Compounding the issue is that many aspects of the game's single-player campaign are lacking compared to past NBA titles, with more emphasis placed on the online modes—specifically "MyGM" and "My Career"—that, go figure, provide more opportunities for microtransactions. MyGM, for instance, puts you in the shoes of a general manager and tasks you with securing contracts, negotiating partnerships, and keeping up with player emotions. It's all backed by a skill system similar to the court skillset seen in single-player games—and, just as you need to build skills with a player in order to do the best moves, MyGM becomes more enjoyable once you've paid your dues and have more options available to you. It follows that players will want to advance to that level quickly, but it takes time and patience to do so.
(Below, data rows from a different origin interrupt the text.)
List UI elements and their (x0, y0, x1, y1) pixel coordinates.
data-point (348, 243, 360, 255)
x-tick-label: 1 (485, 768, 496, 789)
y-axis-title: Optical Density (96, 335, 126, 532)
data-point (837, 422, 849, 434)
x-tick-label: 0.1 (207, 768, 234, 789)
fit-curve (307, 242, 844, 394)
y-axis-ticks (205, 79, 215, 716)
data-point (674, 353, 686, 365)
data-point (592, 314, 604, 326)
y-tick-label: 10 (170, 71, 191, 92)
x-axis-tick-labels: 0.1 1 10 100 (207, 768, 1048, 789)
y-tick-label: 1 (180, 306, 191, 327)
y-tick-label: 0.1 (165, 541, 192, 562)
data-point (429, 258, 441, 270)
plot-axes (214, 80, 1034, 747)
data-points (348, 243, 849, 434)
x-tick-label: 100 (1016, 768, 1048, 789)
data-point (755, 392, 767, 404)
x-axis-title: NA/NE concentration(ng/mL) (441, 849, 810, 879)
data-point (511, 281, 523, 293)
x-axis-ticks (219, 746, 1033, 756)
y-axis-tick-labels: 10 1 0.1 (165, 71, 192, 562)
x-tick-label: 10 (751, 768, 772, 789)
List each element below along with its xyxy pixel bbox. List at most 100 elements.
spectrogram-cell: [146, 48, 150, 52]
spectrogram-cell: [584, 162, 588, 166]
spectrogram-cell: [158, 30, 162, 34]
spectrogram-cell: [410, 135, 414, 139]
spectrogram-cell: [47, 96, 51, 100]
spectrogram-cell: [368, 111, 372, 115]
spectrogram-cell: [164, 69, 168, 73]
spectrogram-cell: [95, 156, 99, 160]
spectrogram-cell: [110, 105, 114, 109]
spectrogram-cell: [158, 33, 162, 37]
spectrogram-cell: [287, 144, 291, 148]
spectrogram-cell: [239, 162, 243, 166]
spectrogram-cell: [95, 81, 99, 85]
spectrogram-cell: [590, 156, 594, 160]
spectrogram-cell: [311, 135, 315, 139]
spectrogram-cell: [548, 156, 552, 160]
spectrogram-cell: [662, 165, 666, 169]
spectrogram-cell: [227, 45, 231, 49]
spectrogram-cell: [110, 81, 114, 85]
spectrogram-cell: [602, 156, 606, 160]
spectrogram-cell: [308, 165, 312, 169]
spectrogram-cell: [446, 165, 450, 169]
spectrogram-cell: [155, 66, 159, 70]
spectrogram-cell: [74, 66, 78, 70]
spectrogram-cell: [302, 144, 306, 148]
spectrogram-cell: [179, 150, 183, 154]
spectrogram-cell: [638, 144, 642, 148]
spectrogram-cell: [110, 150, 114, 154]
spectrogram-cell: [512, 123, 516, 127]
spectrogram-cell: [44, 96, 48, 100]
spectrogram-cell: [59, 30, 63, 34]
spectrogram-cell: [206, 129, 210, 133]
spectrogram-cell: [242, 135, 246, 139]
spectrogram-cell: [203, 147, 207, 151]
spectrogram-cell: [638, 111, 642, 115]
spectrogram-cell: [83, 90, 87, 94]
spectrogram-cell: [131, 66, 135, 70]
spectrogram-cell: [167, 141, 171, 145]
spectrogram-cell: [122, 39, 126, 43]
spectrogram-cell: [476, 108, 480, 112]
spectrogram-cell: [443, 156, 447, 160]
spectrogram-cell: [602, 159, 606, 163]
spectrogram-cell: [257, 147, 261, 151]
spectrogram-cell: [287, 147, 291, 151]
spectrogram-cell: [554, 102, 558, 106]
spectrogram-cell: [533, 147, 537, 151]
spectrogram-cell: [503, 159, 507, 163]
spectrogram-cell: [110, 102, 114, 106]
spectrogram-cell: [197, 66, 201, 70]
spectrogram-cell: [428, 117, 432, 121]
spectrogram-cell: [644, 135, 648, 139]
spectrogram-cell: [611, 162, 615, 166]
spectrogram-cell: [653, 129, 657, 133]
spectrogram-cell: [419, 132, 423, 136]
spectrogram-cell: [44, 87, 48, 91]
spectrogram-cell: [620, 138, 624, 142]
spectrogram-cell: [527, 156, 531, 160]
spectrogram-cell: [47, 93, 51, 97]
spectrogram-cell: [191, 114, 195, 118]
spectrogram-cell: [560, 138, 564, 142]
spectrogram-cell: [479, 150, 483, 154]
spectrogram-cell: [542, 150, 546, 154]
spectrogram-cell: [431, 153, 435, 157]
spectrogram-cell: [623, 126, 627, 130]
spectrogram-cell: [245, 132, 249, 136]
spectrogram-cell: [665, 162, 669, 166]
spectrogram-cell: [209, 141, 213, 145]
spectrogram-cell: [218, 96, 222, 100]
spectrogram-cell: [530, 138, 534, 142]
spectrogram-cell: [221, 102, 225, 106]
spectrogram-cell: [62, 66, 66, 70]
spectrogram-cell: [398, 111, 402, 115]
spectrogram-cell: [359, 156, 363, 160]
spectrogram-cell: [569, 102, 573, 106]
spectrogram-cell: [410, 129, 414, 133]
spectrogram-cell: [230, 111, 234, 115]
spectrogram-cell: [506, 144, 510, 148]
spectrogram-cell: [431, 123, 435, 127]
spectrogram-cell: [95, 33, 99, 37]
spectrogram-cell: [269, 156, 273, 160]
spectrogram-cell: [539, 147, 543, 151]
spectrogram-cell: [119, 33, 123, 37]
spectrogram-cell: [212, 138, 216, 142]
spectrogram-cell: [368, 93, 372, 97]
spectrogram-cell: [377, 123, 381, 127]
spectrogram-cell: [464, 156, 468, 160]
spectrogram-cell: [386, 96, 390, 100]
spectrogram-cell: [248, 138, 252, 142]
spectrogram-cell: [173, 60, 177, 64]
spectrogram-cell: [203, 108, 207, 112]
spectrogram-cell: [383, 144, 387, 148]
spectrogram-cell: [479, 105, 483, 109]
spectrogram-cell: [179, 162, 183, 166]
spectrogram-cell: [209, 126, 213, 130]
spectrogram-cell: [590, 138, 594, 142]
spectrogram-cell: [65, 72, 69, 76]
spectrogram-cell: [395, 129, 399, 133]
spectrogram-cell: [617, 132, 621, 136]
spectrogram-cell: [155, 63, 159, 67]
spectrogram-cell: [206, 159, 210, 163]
Unless, instead of paying your dues, you pay with your credit card.

As refreshing as it is to see a sports franchise implement a story mode that revolves around your decisions, it's alarming when the means of attaining that immersion and longevity is cutting corners and expecting player wallets to back it up. We've already spent $60 on the game.

Rather than propagating the Virtual Currency system by encouraging players to pay for the stats they want, why not reward players more thoroughly for winning against online opponents, raising their team ranking, or progressing through My Career? If items can be unlocked through enjoyable gameplay—which NBA 2K14 has in spades—the problem vanishes. You can have as many microtransactions as you want as long as they aren't effectively mandatory. Beefing up in-game rewards and increasing the rate at which players can improve their game for free solves everything.

Fortunately, the team over at 2K has repeatedly shown us that they are dedicated to improving the game and responding to player feedback. Let's hope they see the writing on the wall this time and rein in the wallet-prodding.